Ecco un’altra tematica interessante che può aiutarci ad approcciare all’ascolto di un impianto per apprezzarne maggiormente le qualità musicali: la focalizzazione. L’idea di scrivere questo breve post mi è venuta in mente leggendo una recensione del diffusore ProAC Response DT8 riportata nella sezione Audio Club a cura di Andrea Della Sala (AudioReview N.408, Aprile 2019). L’autore evidenziava l’autorità con cui i diffusori in questione sprigionano “bassi densi e corposi, ideali per rendere credibili anche i più grossi gruppi orchestrali”. Produrre bassi potenti è, però, solo metà del compito di un buon diffusore – e forse è anche la metà più facile. L’altra metà è fare in modo che quei bassi non diventino così roboanti da coprire tutto il resto o, ancor peggio, non finiscano con l’aggiungere bassi laddove non ce ne sono.

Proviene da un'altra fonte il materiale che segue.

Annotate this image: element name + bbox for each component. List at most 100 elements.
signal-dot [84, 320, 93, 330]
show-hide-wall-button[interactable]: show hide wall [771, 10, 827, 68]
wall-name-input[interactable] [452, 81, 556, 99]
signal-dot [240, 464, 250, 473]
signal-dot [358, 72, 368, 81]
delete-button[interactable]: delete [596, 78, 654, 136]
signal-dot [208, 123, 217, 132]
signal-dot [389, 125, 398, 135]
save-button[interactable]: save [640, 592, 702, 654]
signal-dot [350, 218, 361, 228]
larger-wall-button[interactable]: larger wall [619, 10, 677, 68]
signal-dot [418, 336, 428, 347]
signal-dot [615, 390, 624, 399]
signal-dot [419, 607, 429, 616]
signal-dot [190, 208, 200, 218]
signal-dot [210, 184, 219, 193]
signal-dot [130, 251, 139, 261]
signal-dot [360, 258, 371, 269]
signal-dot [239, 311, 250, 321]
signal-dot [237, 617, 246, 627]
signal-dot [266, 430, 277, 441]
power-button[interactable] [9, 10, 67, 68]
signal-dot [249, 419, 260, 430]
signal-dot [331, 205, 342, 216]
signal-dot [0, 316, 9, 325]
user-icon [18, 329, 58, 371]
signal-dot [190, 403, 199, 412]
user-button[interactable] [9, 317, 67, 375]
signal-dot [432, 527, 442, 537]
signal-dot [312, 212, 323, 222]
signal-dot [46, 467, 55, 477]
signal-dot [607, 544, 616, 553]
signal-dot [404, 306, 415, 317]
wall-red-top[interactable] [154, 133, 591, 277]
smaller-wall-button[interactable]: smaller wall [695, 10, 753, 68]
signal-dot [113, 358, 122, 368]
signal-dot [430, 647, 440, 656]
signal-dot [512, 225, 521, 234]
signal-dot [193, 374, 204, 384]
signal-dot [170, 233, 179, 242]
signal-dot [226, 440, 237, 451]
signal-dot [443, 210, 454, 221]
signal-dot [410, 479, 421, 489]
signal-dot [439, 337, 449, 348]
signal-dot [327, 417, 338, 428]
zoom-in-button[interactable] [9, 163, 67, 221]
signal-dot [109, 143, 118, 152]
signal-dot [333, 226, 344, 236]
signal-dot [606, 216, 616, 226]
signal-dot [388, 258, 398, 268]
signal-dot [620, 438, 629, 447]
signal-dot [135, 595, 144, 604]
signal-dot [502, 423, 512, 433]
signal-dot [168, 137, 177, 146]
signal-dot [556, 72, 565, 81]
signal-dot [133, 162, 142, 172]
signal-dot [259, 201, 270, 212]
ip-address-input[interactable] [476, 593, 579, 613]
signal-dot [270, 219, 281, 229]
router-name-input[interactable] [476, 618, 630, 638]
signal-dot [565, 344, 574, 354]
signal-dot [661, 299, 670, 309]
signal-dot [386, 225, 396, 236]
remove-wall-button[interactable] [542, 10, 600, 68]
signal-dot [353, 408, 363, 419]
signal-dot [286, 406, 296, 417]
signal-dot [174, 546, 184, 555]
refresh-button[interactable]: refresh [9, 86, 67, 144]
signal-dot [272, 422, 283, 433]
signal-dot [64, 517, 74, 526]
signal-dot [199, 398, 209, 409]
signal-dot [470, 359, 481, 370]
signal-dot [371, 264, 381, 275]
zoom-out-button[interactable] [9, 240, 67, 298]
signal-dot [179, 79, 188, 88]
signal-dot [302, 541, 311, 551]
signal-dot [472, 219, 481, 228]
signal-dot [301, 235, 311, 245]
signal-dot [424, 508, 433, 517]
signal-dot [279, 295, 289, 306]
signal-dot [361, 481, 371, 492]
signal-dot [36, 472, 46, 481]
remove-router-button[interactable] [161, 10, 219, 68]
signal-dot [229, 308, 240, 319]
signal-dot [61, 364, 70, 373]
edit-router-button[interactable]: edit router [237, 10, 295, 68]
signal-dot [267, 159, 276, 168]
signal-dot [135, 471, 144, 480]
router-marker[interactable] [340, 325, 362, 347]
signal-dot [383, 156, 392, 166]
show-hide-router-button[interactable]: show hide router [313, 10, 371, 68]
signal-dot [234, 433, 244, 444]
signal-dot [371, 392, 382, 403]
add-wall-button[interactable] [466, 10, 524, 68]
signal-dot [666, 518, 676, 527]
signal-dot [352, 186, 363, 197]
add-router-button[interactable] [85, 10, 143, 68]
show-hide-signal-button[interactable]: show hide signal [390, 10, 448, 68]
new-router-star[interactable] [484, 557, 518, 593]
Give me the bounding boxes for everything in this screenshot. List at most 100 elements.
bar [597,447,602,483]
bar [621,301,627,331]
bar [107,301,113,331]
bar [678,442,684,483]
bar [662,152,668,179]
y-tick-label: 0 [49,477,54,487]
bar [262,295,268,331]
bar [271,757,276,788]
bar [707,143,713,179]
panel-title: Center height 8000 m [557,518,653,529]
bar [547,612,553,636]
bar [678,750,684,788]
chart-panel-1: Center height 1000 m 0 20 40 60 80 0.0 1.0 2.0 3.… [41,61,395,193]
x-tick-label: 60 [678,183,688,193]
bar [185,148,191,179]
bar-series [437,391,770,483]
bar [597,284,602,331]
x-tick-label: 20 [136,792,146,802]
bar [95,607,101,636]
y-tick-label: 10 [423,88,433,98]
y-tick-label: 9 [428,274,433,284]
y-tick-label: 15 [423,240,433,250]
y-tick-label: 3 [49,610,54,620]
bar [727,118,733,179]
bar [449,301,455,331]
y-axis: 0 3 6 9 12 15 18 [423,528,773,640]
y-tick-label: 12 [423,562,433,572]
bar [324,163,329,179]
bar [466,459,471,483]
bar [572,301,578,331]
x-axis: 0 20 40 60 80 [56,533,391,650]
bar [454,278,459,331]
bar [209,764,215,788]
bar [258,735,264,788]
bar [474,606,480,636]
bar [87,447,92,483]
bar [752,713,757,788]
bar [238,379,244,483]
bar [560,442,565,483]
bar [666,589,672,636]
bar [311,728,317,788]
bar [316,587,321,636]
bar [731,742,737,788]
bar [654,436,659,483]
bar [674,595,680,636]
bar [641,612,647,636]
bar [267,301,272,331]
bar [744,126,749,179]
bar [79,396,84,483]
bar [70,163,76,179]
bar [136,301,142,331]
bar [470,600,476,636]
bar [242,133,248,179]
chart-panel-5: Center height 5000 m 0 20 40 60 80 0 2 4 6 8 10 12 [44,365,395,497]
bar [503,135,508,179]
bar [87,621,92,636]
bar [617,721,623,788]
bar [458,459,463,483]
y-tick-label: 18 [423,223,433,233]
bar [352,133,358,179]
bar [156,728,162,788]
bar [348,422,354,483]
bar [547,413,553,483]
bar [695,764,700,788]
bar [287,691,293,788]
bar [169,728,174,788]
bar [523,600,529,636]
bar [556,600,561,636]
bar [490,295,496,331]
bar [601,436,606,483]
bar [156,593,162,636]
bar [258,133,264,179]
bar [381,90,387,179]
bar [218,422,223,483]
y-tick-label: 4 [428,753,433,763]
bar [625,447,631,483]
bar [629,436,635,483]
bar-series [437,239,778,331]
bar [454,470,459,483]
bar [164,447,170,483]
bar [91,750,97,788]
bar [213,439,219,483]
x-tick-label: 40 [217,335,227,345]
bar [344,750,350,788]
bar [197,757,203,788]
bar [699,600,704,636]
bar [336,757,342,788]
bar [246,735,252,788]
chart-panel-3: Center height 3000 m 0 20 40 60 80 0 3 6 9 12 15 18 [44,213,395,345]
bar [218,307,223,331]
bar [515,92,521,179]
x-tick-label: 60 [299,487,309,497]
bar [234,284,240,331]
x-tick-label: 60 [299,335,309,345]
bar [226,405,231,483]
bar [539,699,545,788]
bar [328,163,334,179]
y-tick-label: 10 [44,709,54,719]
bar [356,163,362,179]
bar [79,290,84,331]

Cosa ha a che fare questo con la focalizzazione? Proviamo a immaginare, come lo stesso Andrea Della Sala cita nel suo articolo, alcuni violini suonare quando, a un certo punto, entra nella scena un contrabbasso. Se ascoltassimo nella realtà questa esecuzione, probabilmente sentiremmo le diverse entità (violini e contrabbassi) ben separate tra loro. Dovremmo cioè essere in grado di cogliere il suono brillante dei primi, per poi assaporare il contrasto che si viene a creare quando l’immagine del violino viene affiancata dal “ronfare libero” del contrabbasso. Questa contrapposizione di immagini sonore dovrebbe avvenire senza che la voce più predominante (il contrabbasso nel nostro esempio) inglobi tutta la scena. Un buon impianto Hi-Fi deve riprodurre questa esperienza di ascolto in modo credibile (diremmo “fedele”). Il suono dovrebbe cioè rimanere focalizzato in tutti i singoli strumenti anche quando la scena si fa articolata e complessa, in particolare quando suonano contemporaneamente strumenti che sprigionano quantità di energia molto diverse tra loro.

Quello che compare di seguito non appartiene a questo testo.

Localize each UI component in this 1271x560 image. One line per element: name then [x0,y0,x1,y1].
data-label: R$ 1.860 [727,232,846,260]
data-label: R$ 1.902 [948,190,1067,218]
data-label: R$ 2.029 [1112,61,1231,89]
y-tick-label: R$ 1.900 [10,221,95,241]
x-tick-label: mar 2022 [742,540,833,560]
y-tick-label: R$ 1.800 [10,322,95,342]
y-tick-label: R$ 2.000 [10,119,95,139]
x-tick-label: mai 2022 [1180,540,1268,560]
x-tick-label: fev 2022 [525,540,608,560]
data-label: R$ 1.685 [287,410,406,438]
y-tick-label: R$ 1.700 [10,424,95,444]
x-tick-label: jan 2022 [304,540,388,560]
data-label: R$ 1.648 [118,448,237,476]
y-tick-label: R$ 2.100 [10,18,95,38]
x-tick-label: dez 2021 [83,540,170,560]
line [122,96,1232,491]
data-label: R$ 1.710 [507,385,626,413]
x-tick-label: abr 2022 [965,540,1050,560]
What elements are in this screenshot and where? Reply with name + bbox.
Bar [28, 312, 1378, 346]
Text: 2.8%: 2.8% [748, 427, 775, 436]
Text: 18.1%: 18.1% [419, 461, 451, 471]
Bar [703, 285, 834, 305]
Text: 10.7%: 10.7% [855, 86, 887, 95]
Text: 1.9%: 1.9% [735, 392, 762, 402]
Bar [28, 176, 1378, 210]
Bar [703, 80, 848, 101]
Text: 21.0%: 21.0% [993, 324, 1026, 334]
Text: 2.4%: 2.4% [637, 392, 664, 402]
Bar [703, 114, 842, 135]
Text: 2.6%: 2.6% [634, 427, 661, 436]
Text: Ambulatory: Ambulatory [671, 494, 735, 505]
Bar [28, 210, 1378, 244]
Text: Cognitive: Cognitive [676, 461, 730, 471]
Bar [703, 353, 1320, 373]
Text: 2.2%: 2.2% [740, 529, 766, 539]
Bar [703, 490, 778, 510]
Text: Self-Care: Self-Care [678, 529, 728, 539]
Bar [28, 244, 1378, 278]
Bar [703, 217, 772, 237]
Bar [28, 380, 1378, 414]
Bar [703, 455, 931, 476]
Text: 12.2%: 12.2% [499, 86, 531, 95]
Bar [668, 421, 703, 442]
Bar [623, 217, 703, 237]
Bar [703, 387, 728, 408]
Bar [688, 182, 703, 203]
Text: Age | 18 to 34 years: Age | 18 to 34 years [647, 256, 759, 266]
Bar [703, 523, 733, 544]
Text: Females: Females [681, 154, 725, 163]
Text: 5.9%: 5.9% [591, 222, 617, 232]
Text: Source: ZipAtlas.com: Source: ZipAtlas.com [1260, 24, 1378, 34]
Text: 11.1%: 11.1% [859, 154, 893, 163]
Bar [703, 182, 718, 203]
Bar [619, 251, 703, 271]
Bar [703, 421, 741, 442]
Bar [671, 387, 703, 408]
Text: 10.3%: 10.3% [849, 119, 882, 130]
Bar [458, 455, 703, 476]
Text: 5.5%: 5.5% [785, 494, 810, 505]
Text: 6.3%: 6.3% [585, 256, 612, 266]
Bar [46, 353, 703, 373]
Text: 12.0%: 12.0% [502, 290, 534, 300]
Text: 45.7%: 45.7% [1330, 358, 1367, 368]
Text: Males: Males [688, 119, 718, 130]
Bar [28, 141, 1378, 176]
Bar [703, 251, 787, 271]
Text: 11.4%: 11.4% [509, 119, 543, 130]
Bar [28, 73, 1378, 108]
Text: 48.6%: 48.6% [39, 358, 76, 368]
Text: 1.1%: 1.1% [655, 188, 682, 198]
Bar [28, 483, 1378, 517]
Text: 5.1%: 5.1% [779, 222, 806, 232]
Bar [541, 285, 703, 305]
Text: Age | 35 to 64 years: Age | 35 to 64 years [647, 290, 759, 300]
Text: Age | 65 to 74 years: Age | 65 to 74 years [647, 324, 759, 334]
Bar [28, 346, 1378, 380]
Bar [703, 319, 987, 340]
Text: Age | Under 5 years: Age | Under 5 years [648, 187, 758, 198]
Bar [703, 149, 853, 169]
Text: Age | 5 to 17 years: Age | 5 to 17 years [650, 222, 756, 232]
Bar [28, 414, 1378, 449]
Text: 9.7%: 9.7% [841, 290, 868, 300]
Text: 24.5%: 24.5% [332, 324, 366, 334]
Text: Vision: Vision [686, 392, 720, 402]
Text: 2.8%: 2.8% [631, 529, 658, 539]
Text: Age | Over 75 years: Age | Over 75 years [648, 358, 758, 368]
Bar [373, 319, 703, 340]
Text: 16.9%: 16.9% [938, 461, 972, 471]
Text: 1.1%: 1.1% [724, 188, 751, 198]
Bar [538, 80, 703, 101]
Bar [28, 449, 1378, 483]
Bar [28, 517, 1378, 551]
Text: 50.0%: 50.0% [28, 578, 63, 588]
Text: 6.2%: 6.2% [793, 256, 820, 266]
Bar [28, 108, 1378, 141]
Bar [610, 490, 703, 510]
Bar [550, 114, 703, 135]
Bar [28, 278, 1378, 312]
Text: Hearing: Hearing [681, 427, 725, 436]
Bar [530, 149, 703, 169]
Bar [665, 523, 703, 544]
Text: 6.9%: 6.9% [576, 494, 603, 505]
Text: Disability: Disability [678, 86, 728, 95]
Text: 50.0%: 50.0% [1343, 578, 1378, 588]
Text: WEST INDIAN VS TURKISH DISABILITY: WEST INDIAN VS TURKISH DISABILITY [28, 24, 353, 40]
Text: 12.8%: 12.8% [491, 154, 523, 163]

Quando un impianto ha poca focalizzazione, tende a impastare, a rendere confuse le singole voci. In altre parole, l’impianto non è selettivo. I violini suonano più simili a dei violoncelli e il contrabbasso lo riconosciamo solo per la maggior “energia” che sprigiona, tradotta dall’impianto in un aumento di volume. “Non abbiamo due suoni distinti, ma un suono grande e poi uno ancora più grande” (parole ancora di Andrea Della Sala). Quando l’impianto è raffinato, e l’ambiente di ascolto trattato acusticamente in modo da permettere un approccio educato, l’appagamento che se ne ottiene è veramente risolutorio. Ogni singola nota, ogni passaggio di ogni singolo strumento nell’intreccio musicale complessivo viene riprodotto come se stessimo di fronte agli artisti (o quasi… torneremo su questa considerazione generale in un prossim post). L’emozione restituita da un simile impianto è fortissima. Provate a fare la stessa esperienza ascoltando il medesimo brano attraverso un impiando commerciale molto economico. È probabile che le differenze siano veramente essenziali. Questione di focalizzazione.
Imparare a riconoscere quanto un impianto sia focalizzato e selettivo non è solamente un aspetto tecnico utile per valutare la qualità dei singoli elementi: è utile anche per aumentare il nostro appagamento di ascoltatori. Saremmo, infatti, più propensi a percepire quelle sfumature del suono che ci fanno davvero sentire “l’anima di uno strumento”. Buon ascolto a tutti.